In short, a superstar has been reborn—something that doesn't happen very often to ladies who are chubby, Republican and 49. But then, sooner or later anything that can happen does happen to Miz Liz. She became a star at 12, and in 37 hyperactive years since National Velvet she has appeared in 55 feature films, acquired two Academy Awards (for Butterfield 8 and Who's Afraid of Virginia Woolf?), perpetrated seven marriages to six famous men, produced and directed half a dozen big-budget sex scandals, and survived five all-but-fatal ailments ranging from double pneumonia to strangulation on a chicken bone.
But by 1976 Elizabeth Taylor was little more than a Fat Joke on the talk-show circuit. A gossip called her "QE3," and comedienne Joan Rivers sniggered that "her thighs are going condo." Marriage to Virginia millionaire John Warner, who last year won election to the U.S. Senate, reduced Liz to playing a supporting role in government while a few blocks away on Pennsylvania Avenue a retired sheriff in B Westerns had all the socko scenes.

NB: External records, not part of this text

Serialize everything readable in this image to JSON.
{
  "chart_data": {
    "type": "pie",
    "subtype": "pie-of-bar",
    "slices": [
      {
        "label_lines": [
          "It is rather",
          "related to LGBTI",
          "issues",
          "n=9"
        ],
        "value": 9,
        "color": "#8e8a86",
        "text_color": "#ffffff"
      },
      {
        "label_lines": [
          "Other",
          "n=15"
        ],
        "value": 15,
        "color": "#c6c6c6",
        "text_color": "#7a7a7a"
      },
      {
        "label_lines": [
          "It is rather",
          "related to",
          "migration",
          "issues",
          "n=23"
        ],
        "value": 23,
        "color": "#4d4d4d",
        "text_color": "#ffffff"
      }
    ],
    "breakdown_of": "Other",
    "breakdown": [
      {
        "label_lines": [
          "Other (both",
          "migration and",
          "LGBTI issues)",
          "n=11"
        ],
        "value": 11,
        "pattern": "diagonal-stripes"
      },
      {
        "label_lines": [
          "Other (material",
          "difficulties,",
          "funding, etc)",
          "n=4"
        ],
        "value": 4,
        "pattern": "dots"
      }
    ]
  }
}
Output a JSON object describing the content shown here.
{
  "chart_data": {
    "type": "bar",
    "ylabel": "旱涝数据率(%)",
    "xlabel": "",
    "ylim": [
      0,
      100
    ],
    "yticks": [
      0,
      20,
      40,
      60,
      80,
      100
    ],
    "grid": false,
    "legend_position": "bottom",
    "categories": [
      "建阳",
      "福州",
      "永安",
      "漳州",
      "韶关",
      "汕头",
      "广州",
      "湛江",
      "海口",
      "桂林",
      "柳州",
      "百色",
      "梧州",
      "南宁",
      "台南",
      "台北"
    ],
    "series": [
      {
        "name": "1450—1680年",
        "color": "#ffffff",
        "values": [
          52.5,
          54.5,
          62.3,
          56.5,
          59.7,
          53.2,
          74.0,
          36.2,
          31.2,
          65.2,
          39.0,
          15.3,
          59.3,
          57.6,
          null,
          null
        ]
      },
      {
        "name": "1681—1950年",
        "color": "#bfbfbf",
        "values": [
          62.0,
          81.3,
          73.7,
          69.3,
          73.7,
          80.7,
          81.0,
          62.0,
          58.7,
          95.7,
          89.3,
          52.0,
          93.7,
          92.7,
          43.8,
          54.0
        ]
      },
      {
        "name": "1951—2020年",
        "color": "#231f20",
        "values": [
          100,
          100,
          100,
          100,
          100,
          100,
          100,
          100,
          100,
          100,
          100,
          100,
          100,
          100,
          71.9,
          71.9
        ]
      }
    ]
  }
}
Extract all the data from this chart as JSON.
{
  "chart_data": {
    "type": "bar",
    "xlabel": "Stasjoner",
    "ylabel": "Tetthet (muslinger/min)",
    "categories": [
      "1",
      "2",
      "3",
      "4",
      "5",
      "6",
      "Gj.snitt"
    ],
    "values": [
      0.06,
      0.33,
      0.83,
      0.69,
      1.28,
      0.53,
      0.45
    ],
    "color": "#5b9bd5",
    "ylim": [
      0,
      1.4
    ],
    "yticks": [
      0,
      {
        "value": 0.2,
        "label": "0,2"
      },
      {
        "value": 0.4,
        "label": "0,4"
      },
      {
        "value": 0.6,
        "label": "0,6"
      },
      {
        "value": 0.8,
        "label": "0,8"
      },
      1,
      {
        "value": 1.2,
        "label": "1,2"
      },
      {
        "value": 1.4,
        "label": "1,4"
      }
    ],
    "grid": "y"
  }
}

So last year Liz was ready to listen when producer Zev Bufman offered her "the biggest salary ever paid on Broadway"—better than $50,000 a week. Though she had no stage experience, she took the dare. At a Florida fat farm she shed 40 pounds, and last March she wowed 'em at Washington's Kennedy Center before an SRO audience that included President and Mrs. Reagan.
On Broadway, where the play ran for five months and outgrossed every other hit in town, Liz put on two shows for the price of one: The Little Foxes and What Will Liz Do Next? On opening night she suddenly developed a 102.5° fever. But when the curtain went up she was grittily onstage and gave a first-night performance that won money reviews ("charm, grandeur...sex appeal...tidal force of pure personality"). A week later she collapsed with acute bronchitis and the play closed for eight days. The medical drama continued on Page One and ticket sales boomed.
Nominated for a Tony as Best Actress, Liz lost out to Jane (Piaf) Lapotaire, but she stole the show on TV when she took the stage to present the Best Musical Award and hilariously mangled one famous name after another. As film and TV offers rolled in, Liz made an offer of her own to appear in a cameo role on ABC's top-rated General Hospital. When she did, she drew a record 16 million soap opera viewers.
As always in Taylor's career, success was succeeded by scandal. In three fall books—Kitty Kelley's biography of Liz, another of Richard Burton and a ghost-written "autobiography" of ex-husband Eddie Fisher—all the old tittle was tattled again. Liz took it in stride. "I am a boisterous, raucous, down-to-earth, no-nonsense lady," she announced. "I live life with a zest." As her comeback year closed, rumors again flared that her marriage to Warner was collapsing. Meanwhile Liz prepared to open The Little Foxes in London, where she will get about town in a zestful gift from admirer Bufman: a $135,000 Rolls-Royce. There may be just one problem while she's in England. When commoners speak of Queen Elizabeth, it may no longer be clear which Elizabeth they mean.